A friend asked if I'd ever made a make-out mix, which inevitably led to a discussion of which tracks could be on such a mix and which could not. I'd never made a mix like that before. The closest I'd ever come was a jazz/chillout playlist I made for an evening when I was preparing dinner for someone.

I'd been at her place a few days earlier and we let her iPod, set to random, do all the work. Most of the music I'd given her, which, on the one hand, meant music I loved was playing. On the other hand, I love oddball music. The obscure singer/songwriter tracks were fine, but the techno and hardcore punk were so mood-crushing as to be funny. Which served to kill the mood that much more. So I compiled a generic list that was, at least, free of egregious mood killers.
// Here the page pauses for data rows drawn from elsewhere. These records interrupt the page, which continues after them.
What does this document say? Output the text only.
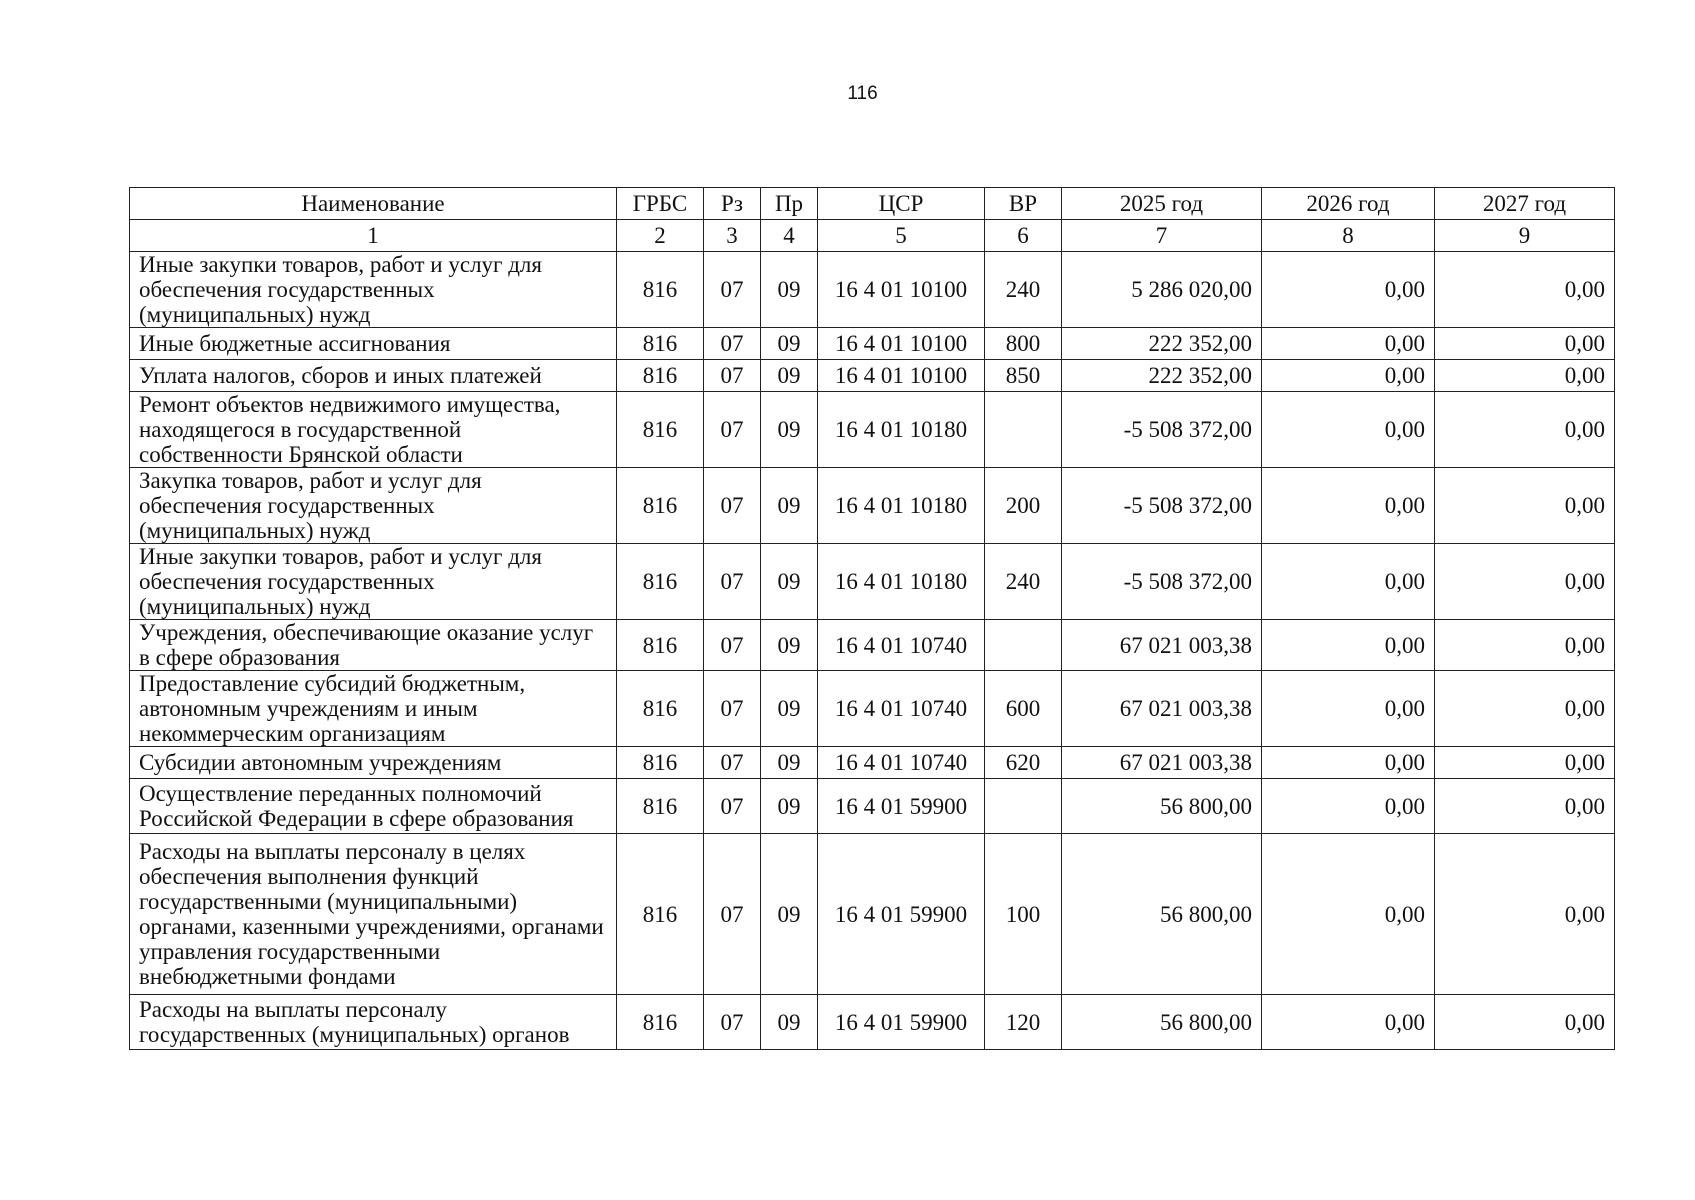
116
Наименование	ГРБС	Рз	Пр	ЦСР	ВР	2025 год	2026 год	2027 год
1	2	3	4	5	6	7	8	9
Иные закупки товаров, работ и услуг для обеспечения государственных (муниципальных) нужд	816	07	09	16 4 01 10100	240	5 286 020,00	0,00	0,00
Иные бюджетные ассигнования	816	07	09	16 4 01 10100	800	222 352,00	0,00	0,00
Уплата налогов, сборов и иных платежей	816	07	09	16 4 01 10100	850	222 352,00	0,00	0,00
Ремонт объектов недвижимого имущества, находящегося в государственной собственности Брянской области	816	07	09	16 4 01 10180		-5 508 372,00	0,00	0,00
Закупка товаров, работ и услуг для обеспечения государственных (муниципальных) нужд	816	07	09	16 4 01 10180	200	-5 508 372,00	0,00	0,00
Иные закупки товаров, работ и услуг для обеспечения государственных (муниципальных) нужд	816	07	09	16 4 01 10180	240	-5 508 372,00	0,00	0,00
Учреждения, обеспечивающие оказание услуг в сфере образования	816	07	09	16 4 01 10740		67 021 003,38	0,00	0,00
Предоставление субсидий бюджетным, автономным учреждениям и иным некоммерческим организациям	816	07	09	16 4 01 10740	600	67 021 003,38	0,00	0,00
Субсидии автономным учреждениям	816	07	09	16 4 01 10740	620	67 021 003,38	0,00	0,00
Осуществление переданных полномочий Российской Федерации в сфере образования	816	07	09	16 4 01 59900		56 800,00	0,00	0,00
Расходы на выплаты персоналу в целях обеспечения выполнения функций государственными (муниципальными) органами, казенными учреждениями, органами управления государственными внебюджетными фондами	816	07	09	16 4 01 59900	100	56 800,00	0,00	0,00
Расходы на выплаты персоналу государственных (муниципальных) органов	816	07	09	16 4 01 59900	120	56 800,00	0,00	0,00
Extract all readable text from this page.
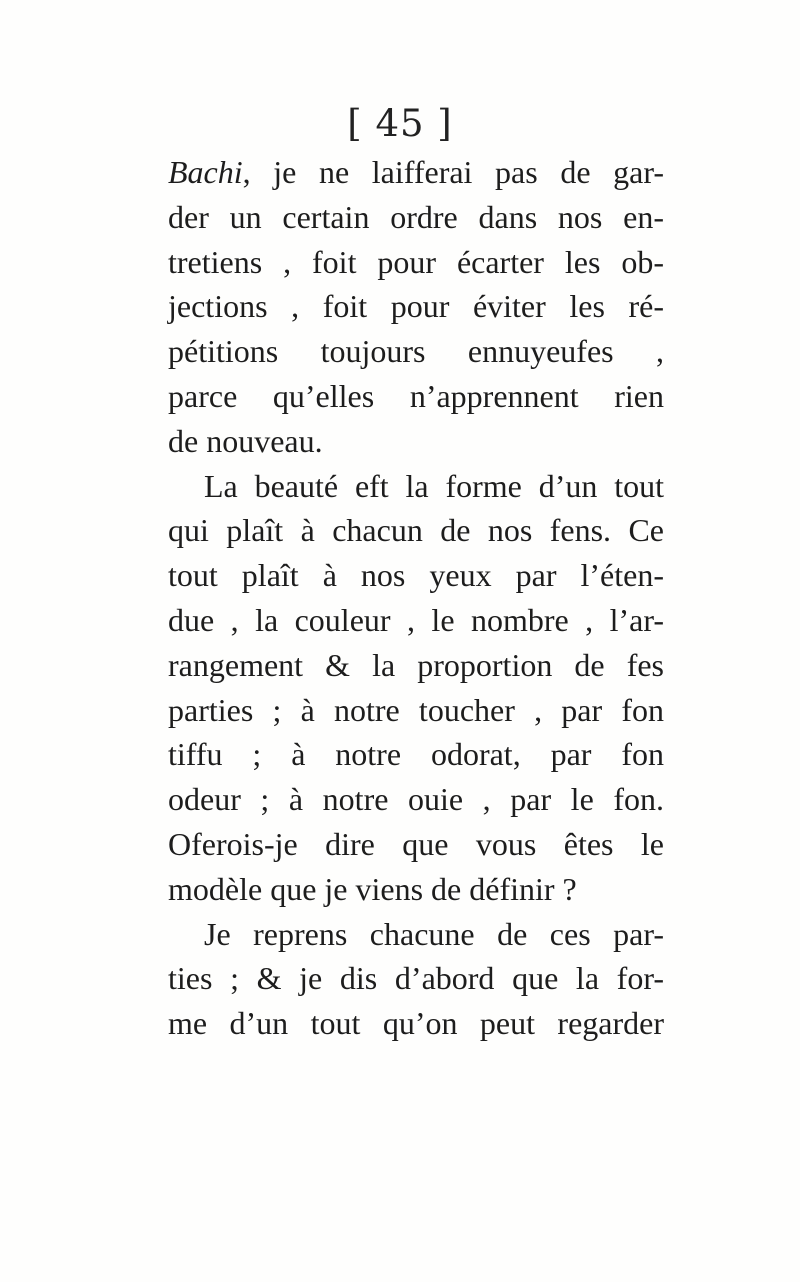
[ 45 ]
Bachi, je ne laifferai pas de gar-
der un certain ordre dans nos en-
tretiens , foit pour écarter les ob-
jections , foit pour éviter les ré-
pétitions toujours ennuyeufes ,
parce qu’elles n’apprennent rien
de nouveau.
La beauté eft la forme d’un tout
qui plaît à chacun de nos fens. Ce
tout plaît à nos yeux par l’éten-
due , la couleur , le nombre , l’ar-
rangement & la proportion de fes
parties ; à notre toucher , par fon
tiffu ; à notre odorat, par fon
odeur ; à notre ouie , par le fon.
Oferois-je dire que vous êtes le
modèle que je viens de définir ?
Je reprens chacune de ces par-
ties ; & je dis d’abord que la for-
me d’un tout qu’on peut regarder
The mix was playing while I was preparing dinner (chicken in a red wine marinade, I think) and José Feliciano's cover of "California Dreamin'" came on. My date wasn't there yet, but all I wanted, when I heard that song, was to hold her close and dance so slowly to the soft sounds of that guitar.
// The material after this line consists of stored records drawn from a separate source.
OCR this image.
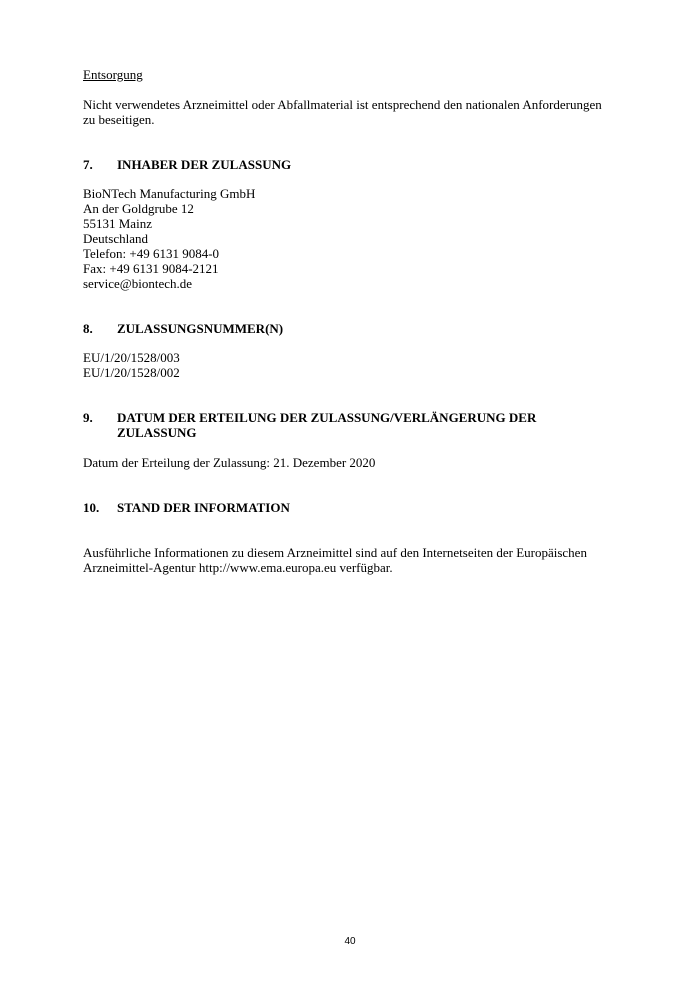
Entsorgung
Nicht verwendetes Arzneimittel oder Abfallmaterial ist entsprechend den nationalen Anforderungen
zu beseitigen.
7. INHABER DER ZULASSUNG
BioNTech Manufacturing GmbH
An der Goldgrube 12
55131 Mainz
Deutschland
Telefon: +49 6131 9084-0
Fax: +49 6131 9084-2121
service@biontech.de
8. ZULASSUNGSNUMMER(N)
EU/1/20/1528/003
EU/1/20/1528/002
9. DATUM DER ERTEILUNG DER ZULASSUNG/VERLÄNGERUNG DER
ZULASSUNG
Datum der Erteilung der Zulassung: 21. Dezember 2020
10. STAND DER INFORMATION
Ausführliche Informationen zu diesem Arzneimittel sind auf den Internetseiten der Europäischen
Arzneimittel-Agentur http://www.ema.europa.eu verfügbar.
40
This is the mix I put together from that memory, and maybe that mood dominates more than it should. Instead of being a make-out mix, this is the soundtrack for a lonely late night drive in autumn across unadorned Midwestern plains. I don't know if the person behind the wheel is driving to or from someone, but that someone's the only thing on the driver's mind. There's a radio signal fading in and out, broadcast by a DJ who doesn't know what he's doing to that driver, but the DJs never do.

Sunday, August 29, 2010

excerpts from my note file

Writing love letters to dead friends.
I still get caught sleeping.
There was nothing, there was nothing, there was nothing, then there was you.
If I say I was in love with her, is it because I was or because I'm looking for sympathy?
I'm elegiac of the women I don't meet, nostalgic for the memories we never made.
Do you remember the things you burned?
I'm trying to move from bitterness to generosity.
There will be glass in the fruit before this is over.
Burn your birdhouse down.

Thursday, August 12, 2010

Previews of tapebombs 8, 9, & 10

As I'm preparing what will be tapebomb 10, I realize:
  1. that I have yet to make covers for and distribute tb's 6 & 7
  2. that I had selected and ordered the tracks for tb 8
  3. that the tracks I'd selected for tb 10 had some overlap with tb 8
  4. that there is an emotional trajectory across tbs 8, 9, & 10 if tbs 8 & 9 are switched
Practical meaning: none. I have to buy some tapes.

Monday, August 09, 2010

Meditation From an Image Dreamed Midflight

In Little Red Riding Hood, it's the wolf that's the star—the transvestite, the perfect impersonator, the grand actor that can betray his body and be a convincing simulacrum of any species. He is Fenrir, son of Loki, who can't be held by any traps. Far from having a boulder sewn into his belly and being borne to the bottom a lake (even the grim brothers knew the wolf is a thing that does not die), he left that cottage victorious, red cloak draped across his shoulders, a new skin on his face. Just as some tribes had tales of those who, by donning animal skins, could take the shape of that animal, the wolf wears his skins well. He's a better tailor than Ed Gein and will fit his form to the shape he has sewn. Right now, he is taking to the street in a little red cloak and the face of a coquette to lure all the hot-blooded little boys to him. The Big Bad Wolf is not a metaphor for a pederast, he is the warning against himself, the beast that will find you, get inside you, and consume you as you feel each bite until his teeth close on your small, hot heart. Then, that beast within you, wearing your face, will set out to eat again because a hunger for things like that can never be sated.

Tuesday, August 03, 2010

The graffiti read, "I was here." Below that, someone had added, "and, for a moment, I thought that was enough."